©Riccardo De Vecchi


Ceramics and 3D printing with Studio RAP

To celebrate the 40th anniversary of Cersaie - the international trade fair for ceramics and bathroom furnishings (25-29 September 2023 in Bologna), L'Architecture d'Aujourd'hui is publishing a series of articles about ceramic materials in architecture and innovation in the field. The first leg of this journey will take you to the Netherlands.

Founded in 2015 in Rotterdam (Netherlands), Studio RAP is a young multidisciplinary practice bringing together architects, designers, roboticists, programmers and researchers. Using new technologies, they question the codes of traditional architecture. The Nieuw Delft Blue project, inaugurated in 2019 in the PoortMeesters residential building in Delft, is a perfect illustration of Studio RAP’s approach.

Located on the edge of the historic centre of Delft, to the north-east of Rotterdam, the PoortMeesters complex comprises 59 houses and 55 flats arranged around a central planted courtyard accessible via two monumental entrances designed by Studio RAP. Reminiscent of the great vaulted entrances of medieval fortresses, these doors stand out from the facade both because of their size (8m high, 4m wide and 12m deep) and because of the ultramarine blue colour of their ceramic cladding.

©Riccardo De Vecchi

This is quite simply a tribute to Vermeer’s hometown, which has been famous since the 17th century for its hand-painted blue ceramics, produced at the Royal Delft factory founded in 1653 and still in activity today. Initially inspired by Asian ceramic patterns, Dutch craftsmen gradually adopted a more bucolic style, inspired by nature and local landscapes.

Nature were also the inspiration for Studio RAP when they designed the Nieuw Delft Blue project. Using 3D technology and an algorithm, they created a three-dimensional pattern of dense foliage. This motif was projected flat onto an overall drawing of the vault. Studio RAP’s engineers then redefined the relief and divided the digital model into more than 3,000 tiles measuring approximately 50x30cm. These tiles were then manufactured one by one, in ceramic, using a 3D printer. Each tile was identified and numbered so that it could finally be assembled into a giant jigsaw on site.

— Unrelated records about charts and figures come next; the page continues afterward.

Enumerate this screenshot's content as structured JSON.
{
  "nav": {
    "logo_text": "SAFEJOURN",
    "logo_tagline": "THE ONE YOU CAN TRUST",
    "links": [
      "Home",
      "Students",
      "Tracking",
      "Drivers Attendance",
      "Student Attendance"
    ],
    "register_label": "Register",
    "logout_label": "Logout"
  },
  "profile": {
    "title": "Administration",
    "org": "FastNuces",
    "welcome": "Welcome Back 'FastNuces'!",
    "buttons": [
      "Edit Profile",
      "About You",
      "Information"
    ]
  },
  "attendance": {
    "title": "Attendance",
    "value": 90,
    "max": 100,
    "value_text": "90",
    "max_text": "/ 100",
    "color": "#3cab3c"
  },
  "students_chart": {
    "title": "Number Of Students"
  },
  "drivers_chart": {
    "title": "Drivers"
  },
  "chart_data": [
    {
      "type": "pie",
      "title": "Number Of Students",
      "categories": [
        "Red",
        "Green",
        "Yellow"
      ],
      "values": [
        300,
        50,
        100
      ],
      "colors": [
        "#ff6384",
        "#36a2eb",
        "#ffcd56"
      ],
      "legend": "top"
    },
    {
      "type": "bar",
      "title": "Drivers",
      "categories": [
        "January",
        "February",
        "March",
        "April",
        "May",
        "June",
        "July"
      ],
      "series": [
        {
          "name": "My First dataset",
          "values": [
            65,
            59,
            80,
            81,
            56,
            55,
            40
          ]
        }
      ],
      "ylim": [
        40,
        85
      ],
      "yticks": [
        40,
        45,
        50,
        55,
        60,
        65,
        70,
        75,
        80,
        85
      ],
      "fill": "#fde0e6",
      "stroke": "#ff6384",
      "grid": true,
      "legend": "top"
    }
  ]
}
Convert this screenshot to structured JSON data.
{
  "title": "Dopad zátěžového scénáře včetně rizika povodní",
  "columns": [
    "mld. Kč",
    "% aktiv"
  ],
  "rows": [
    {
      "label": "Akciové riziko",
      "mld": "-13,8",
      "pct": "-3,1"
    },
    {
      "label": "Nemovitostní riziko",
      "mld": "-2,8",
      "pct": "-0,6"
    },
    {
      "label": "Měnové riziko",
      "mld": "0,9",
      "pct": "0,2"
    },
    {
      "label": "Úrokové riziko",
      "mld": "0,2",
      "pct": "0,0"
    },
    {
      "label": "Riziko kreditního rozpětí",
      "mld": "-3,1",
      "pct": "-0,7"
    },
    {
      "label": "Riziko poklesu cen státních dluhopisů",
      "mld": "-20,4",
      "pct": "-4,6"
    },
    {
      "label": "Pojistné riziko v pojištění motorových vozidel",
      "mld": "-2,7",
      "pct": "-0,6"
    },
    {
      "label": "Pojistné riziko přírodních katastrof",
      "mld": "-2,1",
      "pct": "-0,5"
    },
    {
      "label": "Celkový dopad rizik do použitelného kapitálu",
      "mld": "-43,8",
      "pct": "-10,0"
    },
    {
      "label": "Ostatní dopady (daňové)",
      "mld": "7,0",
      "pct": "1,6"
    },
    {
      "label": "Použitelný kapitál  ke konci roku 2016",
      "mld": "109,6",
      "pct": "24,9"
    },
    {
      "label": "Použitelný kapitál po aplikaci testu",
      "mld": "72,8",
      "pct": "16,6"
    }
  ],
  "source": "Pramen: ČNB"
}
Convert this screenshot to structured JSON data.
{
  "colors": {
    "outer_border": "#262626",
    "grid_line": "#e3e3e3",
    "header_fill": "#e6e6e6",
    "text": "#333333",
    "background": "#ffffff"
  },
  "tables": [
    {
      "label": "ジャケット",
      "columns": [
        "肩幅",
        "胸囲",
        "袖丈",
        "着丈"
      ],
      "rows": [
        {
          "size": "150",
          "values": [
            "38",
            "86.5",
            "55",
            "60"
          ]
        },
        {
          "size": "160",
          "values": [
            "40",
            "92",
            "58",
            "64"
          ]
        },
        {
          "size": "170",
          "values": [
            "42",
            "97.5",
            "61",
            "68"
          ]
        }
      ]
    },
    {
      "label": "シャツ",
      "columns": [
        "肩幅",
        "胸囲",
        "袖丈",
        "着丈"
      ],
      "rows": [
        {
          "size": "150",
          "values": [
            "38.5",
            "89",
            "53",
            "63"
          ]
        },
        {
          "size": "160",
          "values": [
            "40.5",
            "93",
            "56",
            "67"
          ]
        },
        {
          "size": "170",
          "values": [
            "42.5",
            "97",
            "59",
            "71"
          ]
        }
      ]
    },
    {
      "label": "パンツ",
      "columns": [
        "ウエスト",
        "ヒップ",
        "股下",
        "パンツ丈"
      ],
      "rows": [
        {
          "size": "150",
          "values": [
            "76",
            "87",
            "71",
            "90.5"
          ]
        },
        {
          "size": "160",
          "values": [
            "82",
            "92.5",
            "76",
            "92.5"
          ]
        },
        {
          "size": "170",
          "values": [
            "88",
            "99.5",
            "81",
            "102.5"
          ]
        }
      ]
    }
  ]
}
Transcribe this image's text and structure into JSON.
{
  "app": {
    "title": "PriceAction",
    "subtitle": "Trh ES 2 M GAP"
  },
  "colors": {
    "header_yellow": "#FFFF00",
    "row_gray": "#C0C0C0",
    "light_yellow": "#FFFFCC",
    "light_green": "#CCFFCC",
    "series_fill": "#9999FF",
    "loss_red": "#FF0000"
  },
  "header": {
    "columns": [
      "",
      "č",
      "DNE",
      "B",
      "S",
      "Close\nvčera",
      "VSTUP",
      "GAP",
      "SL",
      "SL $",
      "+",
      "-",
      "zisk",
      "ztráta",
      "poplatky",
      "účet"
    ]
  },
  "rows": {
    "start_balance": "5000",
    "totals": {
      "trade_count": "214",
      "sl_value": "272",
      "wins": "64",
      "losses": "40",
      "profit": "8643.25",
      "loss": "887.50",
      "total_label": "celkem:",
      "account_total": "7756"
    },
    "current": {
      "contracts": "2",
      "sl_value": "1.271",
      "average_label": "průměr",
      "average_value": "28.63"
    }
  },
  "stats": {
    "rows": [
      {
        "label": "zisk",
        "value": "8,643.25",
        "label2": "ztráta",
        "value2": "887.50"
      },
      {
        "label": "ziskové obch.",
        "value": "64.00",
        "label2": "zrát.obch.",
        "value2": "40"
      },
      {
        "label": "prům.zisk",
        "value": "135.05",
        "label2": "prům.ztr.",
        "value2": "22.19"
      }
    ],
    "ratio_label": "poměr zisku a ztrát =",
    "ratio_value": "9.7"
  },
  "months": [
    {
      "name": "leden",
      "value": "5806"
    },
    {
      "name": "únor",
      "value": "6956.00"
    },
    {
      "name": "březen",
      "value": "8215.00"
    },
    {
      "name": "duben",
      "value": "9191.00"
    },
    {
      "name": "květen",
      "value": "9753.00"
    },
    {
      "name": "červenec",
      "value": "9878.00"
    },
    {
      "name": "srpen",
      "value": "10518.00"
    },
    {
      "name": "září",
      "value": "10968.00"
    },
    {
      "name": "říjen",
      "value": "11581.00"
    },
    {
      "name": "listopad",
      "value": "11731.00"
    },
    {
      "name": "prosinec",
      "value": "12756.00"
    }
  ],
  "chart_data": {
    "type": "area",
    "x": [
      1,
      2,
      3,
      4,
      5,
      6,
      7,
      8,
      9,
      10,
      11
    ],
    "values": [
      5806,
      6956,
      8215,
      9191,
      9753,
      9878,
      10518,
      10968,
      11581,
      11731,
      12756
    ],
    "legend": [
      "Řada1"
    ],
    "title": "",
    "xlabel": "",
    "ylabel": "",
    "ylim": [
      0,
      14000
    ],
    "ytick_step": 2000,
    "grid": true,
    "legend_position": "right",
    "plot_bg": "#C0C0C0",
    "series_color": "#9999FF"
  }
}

To obtain this deep blue, the pieces fired the first time were coated with a transparent enamel containing cobalt oxide. Black in appearance in nature, this component has the particularity of turning blue under a heat of 1200°C. After a second firing lasting 24 hours, the vitrified enamel was coloured with the shade so typical of Delft.

Revisiting the city’s ceramic tradition with the help of new technologies, Studio RAP has created these arches covered in woven foliage – a sort of contemporary reinterpretation of the textile covering set out by Gottfried Semper (in his book Der Stil, 1860) – and offers an interesting vision of ornament in the 21st century.